Blue Harbour Group
- Industry: Investment Management
- Headquarters: Greenwich, Connecticut, United States
- Area served: Worldwide (investors); North America (investments)
- Key people: Clifton S. Robbins (Founder and CEO)
- AUM: US$ 2.1 billion (as of June 30, 2019)
- Number of employees: 18
- Website: ww.bhgrp.com

= Blue Harbour Group =

Blue Harbour Group was an American investment firm that managed capital for pension funds, endowments, sovereign wealth funds, labor unions and other institutional investors. The company was based in Greenwich, Connecticut.

Blue Harbour had an Environmental, Social and Governance (ESG) component to its investment process, and had been a signatory to the UN Principles for Responsible Investment.

==History==
Blue Harbour Group was founded in 2004 by Clifton Robbins, also known as Cliff Robbins, a former partner at private equity giants KKR and General Atlantic.

As of June 2019, the firm managed more than $2.2 billion in capital, which it mainly invested from two funds, the long-short Blue Harbour Strategic Value Partners fund and the long-only Blue Harbour Active Ownership Partners fund. Blue Harbour’s investment team included CEO Cliff Robbins and Managing Directors Peter Carlin, Robb LeMasters, Todd Marcy and David Silverman.

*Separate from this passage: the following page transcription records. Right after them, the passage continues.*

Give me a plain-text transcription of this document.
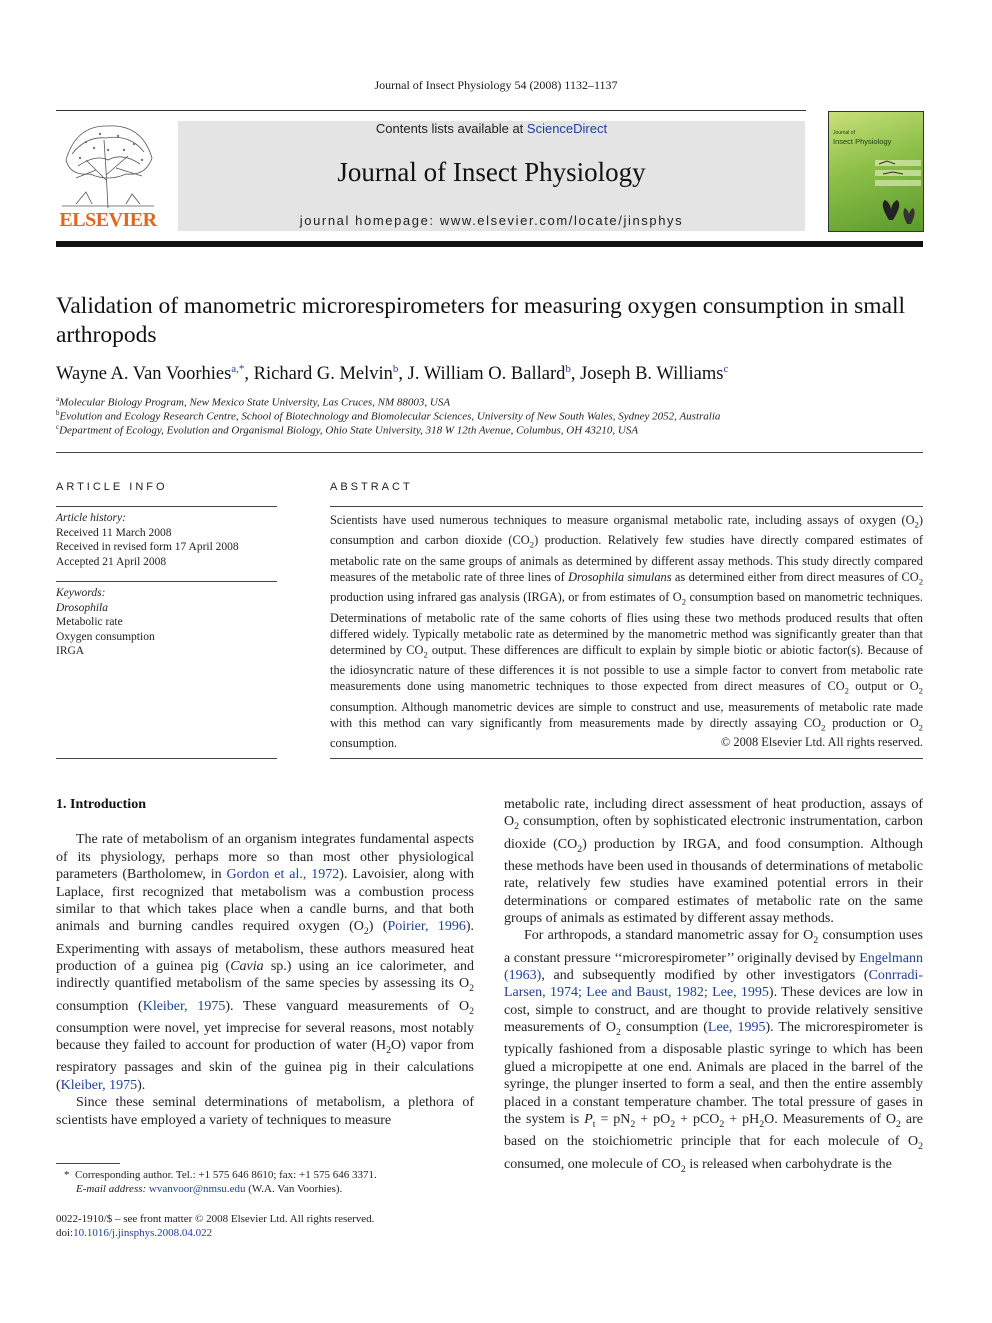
Journal of Insect Physiology 54 (2008) 1132–1137
ELSEVIER
Contents lists available at ScienceDirect
Journal of Insect Physiology
journal homepage: www.elsevier.com/locate/jinsphys
Journal of
Insect Physiology
Validation of manometric microrespirometers for measuring oxygen consumption in small arthropods
Wayne A. Van Voorhies$^{a,*}$, Richard G. Melvin$^b$, J. William O. Ballard$^b$, Joseph B. Williams$^c$
$^a$Molecular Biology Program, New Mexico State University, Las Cruces, NM 88003, USA
$^b$Evolution and Ecology Research Centre, School of Biotechnology and Biomolecular Sciences, University of New South Wales, Sydney 2052, Australia
$^c$Department of Ecology, Evolution and Organismal Biology, Ohio State University, 318 W 12th Avenue, Columbus, OH 43210, USA
ARTICLE INFO
Article history:
Received 11 March 2008
Received in revised form 17 April 2008
Accepted 21 April 2008
Keywords:
Drosophila
Metabolic rate
Oxygen consumption
IRGA
ABSTRACT
Scientists have used numerous techniques to measure organismal metabolic rate, including assays of oxygen $(O_2)$ consumption and carbon dioxide $(CO_2)$ production. Relatively few studies have directly compared estimates of metabolic rate on the same groups of animals as determined by different assay methods. This study directly compared measures of the metabolic rate of three lines of Drosophila simulans as determined either from direct measures of $CO_2$ production using infrared gas analysis (IRGA), or from estimates of $O_2$ consumption based on manometric techniques. Determinations of metabolic rate of the same cohorts of flies using these two methods produced results that often differed widely. Typically metabolic rate as determined by the manometric method was significantly greater than that determined by $CO_2$ output. These differences are difficult to explain by simple biotic or abiotic factor(s). Because of the idiosyncratic nature of these differences it is not possible to use a simple factor to convert from metabolic rate measurements done using manometric techniques to those expected from direct measures of $CO_2$ output or $O_2$ consumption. Although manometric devices are simple to construct and use, measurements of metabolic rate made with this method can vary significantly from measurements made by directly assaying $CO_2$ production or $O_2$ consumption.	© 2008 Elsevier Ltd. All rights reserved.
1. Introduction

The rate of metabolism of an organism integrates fundamental aspects of its physiology, perhaps more so than most other physiological parameters (Bartholomew, in Gordon et al., 1972). Lavoisier, along with Laplace, first recognized that metabolism was a combustion process similar to that which takes place when a candle burns, and that both animals and burning candles required oxygen $(O_2)$ (Poirier, 1996). Experimenting with assays of metabolism, these authors measured heat production of a guinea pig (Cavia sp.) using an ice calorimeter, and indirectly quantified metabolism of the same species by assessing its $O_2$ consumption (Kleiber, 1975). These vanguard measurements of $O_2$ consumption were novel, yet imprecise for several reasons, most notably because they failed to account for production of water $(H_2O)$ vapor from respiratory passages and skin of the guinea pig in their calculations (Kleiber, 1975).

Since these seminal determinations of metabolism, a plethora of scientists have employed a variety of techniques to measure

metabolic rate, including direct assessment of heat production, assays of $O_2$ consumption, often by sophisticated electronic instrumentation, carbon dioxide $(CO_2)$ production by IRGA, and food consumption. Although these methods have been used in thousands of determinations of metabolic rate, relatively few studies have examined potential errors in their determinations or compared estimates of metabolic rate on the same groups of animals as estimated by different assay methods.

For arthropods, a standard manometric assay for $O_2$ consumption uses a constant pressure ‘‘microrespirometer’’ originally devised by Engelmann (1963), and subsequently modified by other investigators (Conrradi-Larsen, 1974; Lee and Baust, 1982; Lee, 1995). These devices are low in cost, simple to construct, and are thought to provide relatively sensitive measurements of $O_2$ consumption (Lee, 1995). The microrespirometer is typically fashioned from a disposable plastic syringe to which has been glued a micropipette at one end. Animals are placed in the barrel of the syringe, the plunger inserted to form a seal, and then the entire assembly placed in a constant temperature chamber. The total pressure of gases in the system is $P_t = pN_2 + pO_2 + pCO_2 + pH_2O$. Measurements of $O_2$ are based on the stoichiometric principle that for each molecule of $O_2$ consumed, one molecule of $CO_2$ is released when carbohydrate is the

*  Corresponding author. Tel.: +1 575 646 8610; fax: +1 575 646 3371.
E-mail address: wvanvoor@nmsu.edu (W.A. Van Voorhies).
0022-1910/$ – see front matter © 2008 Elsevier Ltd. All rights reserved.
doi:10.1016/j.jinsphys.2008.04.022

On February 28, 2020, CEO and Founder Clifton S. Robbins announced that he would be closing Blue Harbour Group, which had $2 billion of assets under management, to set up a family office. He informed investors that Blue Harbour intended to return all investors' capital later in the year and close the funds.

==Investment strategy==
Blue Harbour took ownership stakes in publicly traded companies whose management teams were looking to increase in value. Blue Harbour focused on North American undervalued smallcap and midcap companies.

==Awards==
In 2013, Business Insider named Blue Harbour Strategic Value Partners as one of “The 30 Hedge Funds That Crushed Wall Street in 2013.”

Blue Harbour Group won the 2016 "Best U.S. Activist Hedge Fund Manager" by Hedgeweek, and the 2017 Hedge Fund Industry Awards' "Activist Hedge Fund Manager of the Year" by Institutional Investor.